Rivaroxaban Cuts Recurrent Blood Clots in Obese PatientsLast Updated: September 30, 2019. Real-world evidence shows that rivaroxaban reduces the risk for recurrent venous thromboembolism in morbidly obese patients, with similar safety and efficacy as warfarin, according to a study published in the October issue of Thrombosis Research.
MONDAY, Sept. 30, 2019 (HealthDay News) -- Real-world evidence shows that rivaroxaban reduces the risk for recurrent venous thromboembolism (VTE) in morbidly obese patients, with similar safety and efficacy as warfarin, according to a study published in the October issue of Thrombosis Research.
Alex C. Spyropoulos, M.D., from Northwell Health System in New York City, and colleagues used two U.S. claims databases to identify VTE patients initiating rivaroxaban or warfarin who had diagnosis codes for morbid obesity 12 months before or three months after initiation. The study included 2,890 matched pairs. Clinical and health/economic outcomes were compared for rivaroxaban versus warfarin in patients with at least three months of follow-up data.

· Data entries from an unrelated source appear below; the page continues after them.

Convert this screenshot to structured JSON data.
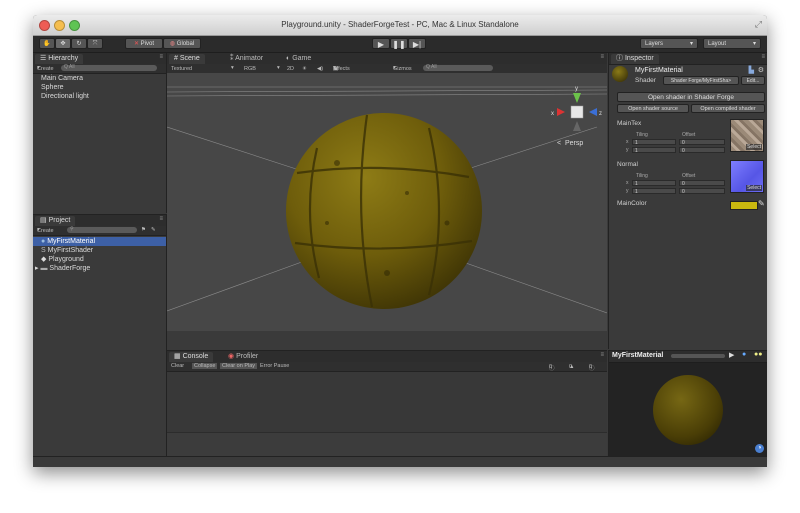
{
  "window": {
    "title": "Playground.unity - ShaderForgeTest - PC, Mac & Linux Standalone",
    "resize_icon": "resize-diagonal-icon"
  },
  "toolbar": {
    "pivot_label": "Pivot",
    "global_label": "Global",
    "layers_label": "Layers",
    "layout_label": "Layout"
  },
  "hierarchy": {
    "tab_label": "Hierarchy",
    "create_label": "Create",
    "search_placeholder": "Q All",
    "items": [
      "Main Camera",
      "Sphere",
      "Directional light"
    ]
  },
  "scene": {
    "tabs": [
      "Scene",
      "Animator",
      "Game"
    ],
    "render_mode": "Textured",
    "color_mode": "RGB",
    "mode_2d": "2D",
    "effects_label": "Effects",
    "gizmos_label": "Gizmos",
    "gizmo_search": "Q All",
    "persp_label": "Persp",
    "axis_y": "y",
    "axis_x": "x",
    "axis_z": "z",
    "colors": {
      "sphere": "#7d6a0c",
      "background": "#474747"
    }
  },
  "project": {
    "tab_label": "Project",
    "create_label": "Create",
    "items": [
      "MyFirstMaterial",
      "MyFirstShader",
      "Playground",
      "ShaderForge"
    ],
    "selected_index": 0
  },
  "console": {
    "tabs": [
      "Console",
      "Profiler"
    ],
    "buttons": [
      "Clear",
      "Collapse",
      "Clear on Play",
      "Error Pause"
    ],
    "counts": {
      "info": "0",
      "warnings": "0",
      "errors": "0"
    }
  },
  "inspector": {
    "tab_label": "Inspector",
    "material_name": "MyFirstMaterial",
    "shader_label": "Shader",
    "shader_value": "Shader Forge/MyFirstSha>",
    "edit_label": "Edit...",
    "open_sf_button": "Open shader in Shader Forge",
    "open_source_button": "Open shader source",
    "open_compiled_button": "Open compiled shader",
    "properties": [
      {
        "name": "MainTex",
        "tiling_label": "Tiling",
        "offset_label": "Offset",
        "x_label": "x",
        "y_label": "y",
        "tiling_x": "1",
        "tiling_y": "1",
        "offset_x": "0",
        "offset_y": "0",
        "select_label": "Select"
      },
      {
        "name": "Normal",
        "tiling_label": "Tiling",
        "offset_label": "Offset",
        "x_label": "x",
        "y_label": "y",
        "tiling_x": "1",
        "tiling_y": "1",
        "offset_x": "0",
        "offset_y": "0",
        "select_label": "Select"
      }
    ],
    "main_color_label": "MainColor",
    "main_color": "#c9b80f",
    "preview_title": "MyFirstMaterial"
  }
}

The researchers found that risks for recurrent VTE (intent-to-treat [ITT]: odds ratio [OR], 0.99; 95 percent confidence interval [CI], 0.85 to 1.14) and major bleeding (on-treatment: OR, 0.75; 95 percent CI, 0.47 to 1.19) were similar for cohorts. In the rivaroxaban group, antifactor Xa laboratory measurements were performed on <1 percent of patients. In the rivaroxaban group, hospitalizations (OR, 0.86; 95 percent CI, 0.77 to 0.96) and outpatient visits (OR, 0.23; 95 percent CI, 0.10 to 0.56) were lower compared with the warfarin group in the ITT analysis. Average total medical costs were $2,829 per patient per year lower with rivaroxaban versus warfarin ($34,824 versus $37,653), with the difference mainly driven by hospitalization costs. Total health care costs (including pharmacy) were similar between the groups ($43,034 versus $44,565).
"Physicians should feel confident in prescribing rivaroxaban for managing VTE in this population," Spyropoulos said in a statement.
Several authors disclosed financial ties to Janssen Scientific, which manufactures rivaroxaban and funded the study.